Hatırlayacaksınız, geçtiğimiz hafta içinde İngiltere Başbakan’ı Cameron, Türkiye’nin Avrupa Birliği üyeliği konusunda çok ağır sözler söyledi. Bunun yanında İngiltere de önümüzdeki günlerde AB’de kalıp kalmamak konusunda yapılacak halk oylaması tartışmaları taraflar arasında utanılacak şekilde Türkiye üzerinden yapıldığından, çıkar bununla ilgili iki laf eder Türkiye’yi savunurken, ülkenin de gündemini tayin edersiniz diye düşünmüştüm ama ne gezer, siz de aynen AKP’nin yaptığı gibi, bu konuya hiç değinmediniz.
Kemal Bey farkında mısınız, siz bu ülkenin ana muhalefet partisinin, yani iktidar alternatifi olan partinin genel başkanısınız.
Siz grup toplantılarında veya katıldığınız diğer toplantı ve programlarda Türkiye’nin tüm iç ve dış sorunları hakkında bir şeyler söylemek zorundasınız.
Cameron’a cevap vermek hiç aklınızdan geçmedi mi? Almanya ziyaretinizde Alman Sosyal Demokrat ve Yeşiller Partileri yetkilileri ile görüşürken “Sözde Ermeni Soykırım tasarısını” engellemek için bir şeyler söylemeyi hiç düşünmediniz mi?

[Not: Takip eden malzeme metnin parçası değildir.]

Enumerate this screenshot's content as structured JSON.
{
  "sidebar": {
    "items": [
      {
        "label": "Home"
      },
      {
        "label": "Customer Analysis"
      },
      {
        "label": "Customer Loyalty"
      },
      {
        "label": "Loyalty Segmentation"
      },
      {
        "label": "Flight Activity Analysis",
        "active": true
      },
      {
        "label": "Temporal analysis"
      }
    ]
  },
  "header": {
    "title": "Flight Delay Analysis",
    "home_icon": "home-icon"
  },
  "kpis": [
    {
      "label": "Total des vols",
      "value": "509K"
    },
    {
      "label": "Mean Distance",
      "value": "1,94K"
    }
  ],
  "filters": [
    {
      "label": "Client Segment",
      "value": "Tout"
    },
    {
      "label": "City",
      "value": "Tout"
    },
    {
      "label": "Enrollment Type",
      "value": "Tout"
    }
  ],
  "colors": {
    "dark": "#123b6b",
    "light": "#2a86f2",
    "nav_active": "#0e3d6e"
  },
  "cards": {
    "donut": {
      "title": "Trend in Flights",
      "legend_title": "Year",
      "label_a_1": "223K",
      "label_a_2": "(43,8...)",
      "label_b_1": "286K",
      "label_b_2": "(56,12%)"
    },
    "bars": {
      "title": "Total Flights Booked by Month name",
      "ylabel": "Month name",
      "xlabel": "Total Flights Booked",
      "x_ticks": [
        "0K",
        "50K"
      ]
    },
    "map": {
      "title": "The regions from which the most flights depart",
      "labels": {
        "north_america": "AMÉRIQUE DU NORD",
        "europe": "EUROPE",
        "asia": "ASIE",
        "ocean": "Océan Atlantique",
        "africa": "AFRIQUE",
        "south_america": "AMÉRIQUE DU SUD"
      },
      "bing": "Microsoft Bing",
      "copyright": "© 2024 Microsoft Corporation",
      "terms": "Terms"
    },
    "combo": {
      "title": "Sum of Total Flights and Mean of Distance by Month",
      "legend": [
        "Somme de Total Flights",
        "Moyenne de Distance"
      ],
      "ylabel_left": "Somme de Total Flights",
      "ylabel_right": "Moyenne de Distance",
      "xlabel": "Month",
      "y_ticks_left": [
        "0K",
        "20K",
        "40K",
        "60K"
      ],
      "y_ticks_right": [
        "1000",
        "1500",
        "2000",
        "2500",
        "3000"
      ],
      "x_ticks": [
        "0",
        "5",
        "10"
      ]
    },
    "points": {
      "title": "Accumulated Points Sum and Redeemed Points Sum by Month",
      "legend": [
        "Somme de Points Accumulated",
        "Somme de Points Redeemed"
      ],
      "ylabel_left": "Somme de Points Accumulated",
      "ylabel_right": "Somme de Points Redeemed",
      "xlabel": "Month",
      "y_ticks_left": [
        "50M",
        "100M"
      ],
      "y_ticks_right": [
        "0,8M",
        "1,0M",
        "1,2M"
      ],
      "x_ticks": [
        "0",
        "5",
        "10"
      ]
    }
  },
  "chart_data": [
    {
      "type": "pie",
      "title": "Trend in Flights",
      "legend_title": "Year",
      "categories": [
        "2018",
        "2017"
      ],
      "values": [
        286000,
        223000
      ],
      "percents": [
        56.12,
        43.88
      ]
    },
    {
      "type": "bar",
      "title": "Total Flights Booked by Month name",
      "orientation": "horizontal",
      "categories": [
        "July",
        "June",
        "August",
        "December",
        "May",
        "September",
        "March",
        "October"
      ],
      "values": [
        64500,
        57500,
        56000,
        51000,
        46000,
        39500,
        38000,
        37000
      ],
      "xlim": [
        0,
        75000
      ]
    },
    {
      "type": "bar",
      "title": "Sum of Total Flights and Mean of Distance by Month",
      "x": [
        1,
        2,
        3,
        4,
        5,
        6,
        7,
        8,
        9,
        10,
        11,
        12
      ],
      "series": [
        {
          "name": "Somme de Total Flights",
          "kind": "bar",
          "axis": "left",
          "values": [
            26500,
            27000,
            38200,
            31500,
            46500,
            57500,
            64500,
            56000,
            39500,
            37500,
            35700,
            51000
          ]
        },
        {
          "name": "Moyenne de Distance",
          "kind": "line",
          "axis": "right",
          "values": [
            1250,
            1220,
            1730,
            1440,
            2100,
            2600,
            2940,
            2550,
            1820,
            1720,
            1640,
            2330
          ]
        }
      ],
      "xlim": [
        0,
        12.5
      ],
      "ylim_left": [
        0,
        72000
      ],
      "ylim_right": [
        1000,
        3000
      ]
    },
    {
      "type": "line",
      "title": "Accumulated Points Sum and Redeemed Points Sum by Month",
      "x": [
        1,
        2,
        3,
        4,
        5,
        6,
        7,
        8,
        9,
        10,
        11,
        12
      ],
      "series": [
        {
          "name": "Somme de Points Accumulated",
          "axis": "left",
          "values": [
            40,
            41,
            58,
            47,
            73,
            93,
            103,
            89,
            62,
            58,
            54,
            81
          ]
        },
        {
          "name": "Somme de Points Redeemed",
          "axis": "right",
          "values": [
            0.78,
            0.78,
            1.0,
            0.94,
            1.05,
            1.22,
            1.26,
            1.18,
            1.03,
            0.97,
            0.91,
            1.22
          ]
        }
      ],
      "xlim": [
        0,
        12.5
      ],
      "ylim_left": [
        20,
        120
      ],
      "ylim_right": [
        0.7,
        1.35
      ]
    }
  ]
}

Yoksa bu konuyu biliyordunuz da, tasarıyı verenler gibi düşündüğünüz için mi ses çıkartmadınız?
Siz farklı, yakın çevreniz farklı şeyler söylüyor; olmuyor Kemal Bey olmuyor, bu iş sizinle olmuyor.
Nitekim, büyük emeklerle partiye “kazandırdığınız” tescilli Cumhuriyet Halk Partisi düşmanı Mehmet Bekaroğlu’nun “Tarihi Dönüm Noktasında CHP” başlıklı, sizin bilginiz dışında yazıldığına kimseyi inandıramayacağınız, 6 oku, üniter yapıyı, laikliği inkar eden, HDP ağzıyla yazılmış din soslu bir rapor utanmadan bütün CHP milletvekillerine gönderilebiliyor.
Bu rapor milletvekillerine dağıtılırken, siz de Türk halkıyla alay edercesine Atatürkçülükten bahsediyorsunuz.
Lütfen Kurultay toplama polemiklerinden vazgeçerek, ne dediği belli olan, tutarlı, entelektüel derinliği olan Cumhuriyet Halk Partisi’nin değerlerine inanan bir yeni genel başkanın yolunu açın.